Jurnalis berkesempatan mengintip dapur BMKG untuk memantau gempa dan tsunami pada Sabtu (29/12/2018). Staf Pusat Gempa Bumi dan Tsunami Widiyatmoko menjelaskan, BMKG dalam memantau bencana gempa bumi dan tsunami memiliki satu set peralatan untuk melakukan pemantauan gempa bumi dan tsunami.
"Di ruang operasional peringatan informasi gempa bumi dan peringatan dini tsunami di BMKG ini kita mempunyai satu set peralatan untuk melakukan monitoring tersebut," kata dia.
Widiyatmoko menunjukan adanya 170 seismeter yang tersebar di seluruh wilayah Indonesia serta jaringan internasional untuk mendeteksi adanya gempa bumi. Seismeter-seismeter itu dapat terhubung langsung ke ruang tersebut.

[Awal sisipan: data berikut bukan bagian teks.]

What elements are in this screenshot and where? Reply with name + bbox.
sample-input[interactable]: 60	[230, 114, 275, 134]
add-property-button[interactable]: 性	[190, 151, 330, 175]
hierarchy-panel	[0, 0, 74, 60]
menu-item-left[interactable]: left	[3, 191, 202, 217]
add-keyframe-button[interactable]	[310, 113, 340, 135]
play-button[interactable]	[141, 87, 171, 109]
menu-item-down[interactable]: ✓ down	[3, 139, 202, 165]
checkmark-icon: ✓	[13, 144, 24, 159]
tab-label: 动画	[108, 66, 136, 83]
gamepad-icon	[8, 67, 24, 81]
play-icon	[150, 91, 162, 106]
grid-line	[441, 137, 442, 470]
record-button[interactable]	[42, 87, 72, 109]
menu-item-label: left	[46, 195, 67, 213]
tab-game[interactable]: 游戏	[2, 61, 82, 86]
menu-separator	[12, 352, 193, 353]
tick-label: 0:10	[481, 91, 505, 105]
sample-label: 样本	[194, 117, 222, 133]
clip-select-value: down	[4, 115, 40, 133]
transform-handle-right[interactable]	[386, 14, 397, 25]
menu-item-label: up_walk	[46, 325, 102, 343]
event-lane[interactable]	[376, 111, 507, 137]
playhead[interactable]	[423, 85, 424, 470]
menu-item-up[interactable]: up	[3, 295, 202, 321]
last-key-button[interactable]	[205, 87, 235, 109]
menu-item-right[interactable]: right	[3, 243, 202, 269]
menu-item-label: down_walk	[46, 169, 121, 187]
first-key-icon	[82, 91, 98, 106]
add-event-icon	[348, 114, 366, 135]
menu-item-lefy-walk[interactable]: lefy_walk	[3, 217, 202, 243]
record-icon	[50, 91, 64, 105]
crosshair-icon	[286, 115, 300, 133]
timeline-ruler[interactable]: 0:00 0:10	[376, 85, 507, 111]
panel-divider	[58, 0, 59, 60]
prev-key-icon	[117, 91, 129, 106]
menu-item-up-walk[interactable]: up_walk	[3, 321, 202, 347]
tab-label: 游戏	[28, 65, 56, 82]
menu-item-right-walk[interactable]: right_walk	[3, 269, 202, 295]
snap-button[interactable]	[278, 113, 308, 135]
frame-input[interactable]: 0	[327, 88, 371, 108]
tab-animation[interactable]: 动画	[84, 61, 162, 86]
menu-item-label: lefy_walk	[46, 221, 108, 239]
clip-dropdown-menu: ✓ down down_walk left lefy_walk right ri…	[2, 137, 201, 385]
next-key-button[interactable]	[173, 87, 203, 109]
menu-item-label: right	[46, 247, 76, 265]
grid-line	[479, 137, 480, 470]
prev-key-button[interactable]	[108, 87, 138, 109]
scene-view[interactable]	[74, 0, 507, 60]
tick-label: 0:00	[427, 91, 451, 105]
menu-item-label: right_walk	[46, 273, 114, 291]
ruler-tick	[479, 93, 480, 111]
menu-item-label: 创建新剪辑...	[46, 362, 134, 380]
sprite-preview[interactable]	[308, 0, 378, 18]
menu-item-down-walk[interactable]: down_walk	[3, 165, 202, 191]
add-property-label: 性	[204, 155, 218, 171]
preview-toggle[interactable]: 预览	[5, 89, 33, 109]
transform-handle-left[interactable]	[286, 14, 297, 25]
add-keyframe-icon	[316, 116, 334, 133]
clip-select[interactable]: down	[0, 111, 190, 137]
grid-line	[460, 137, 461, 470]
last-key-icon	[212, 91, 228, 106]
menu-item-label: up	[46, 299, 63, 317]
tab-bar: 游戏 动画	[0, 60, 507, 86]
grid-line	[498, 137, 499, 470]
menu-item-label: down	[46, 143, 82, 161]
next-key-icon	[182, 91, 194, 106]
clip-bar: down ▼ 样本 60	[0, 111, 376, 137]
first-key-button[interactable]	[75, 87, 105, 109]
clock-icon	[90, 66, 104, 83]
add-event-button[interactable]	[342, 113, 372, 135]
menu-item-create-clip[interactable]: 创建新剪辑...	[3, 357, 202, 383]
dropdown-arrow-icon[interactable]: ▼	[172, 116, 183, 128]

"Seismeter itu kira-kira ada 170 buah dan beberapa stasiun jaringan luar negeri. Itu disimbolkan oleh segitiga-segitiga itu," ujarnya.
Selanjutnya, Widiyatmoko menjelaskan tahapan saat diterimanya informasi gempa bumi dari seismeter baik yang tidak maupun berpotensi tsunami sebelum memberikan informasi kepada publik. Terjadinya gempa bumi akan terlihat, diterima dan diolah datanya di alat bernama D1 Seismic Processing System (seiscomp3). Dalam pengolahan data tersebut pihaknya akan mendapatkan informasi terkait titik gempa dan besar getaran gempa bumi tersebut.
Kemudian, dari hasil data D1 Seismic Processing System tersebut jika getarannya melebihi Magnitudo 7 akan langsung terhubung ke alat D2 Back up Toast. Gempa dengan guncangan lebih dari M 7 tersebut akan diolah kembali apakah guncangan tersebut berpotensi tsunami. Setelah hasilnya terlihat kemudian BMKG akan menginformasikan terkait terjadinya gempa bumi di suatu lokasi dan peringatan dini potensi tsunami di wilayah terdekat titik terjadinya gempa.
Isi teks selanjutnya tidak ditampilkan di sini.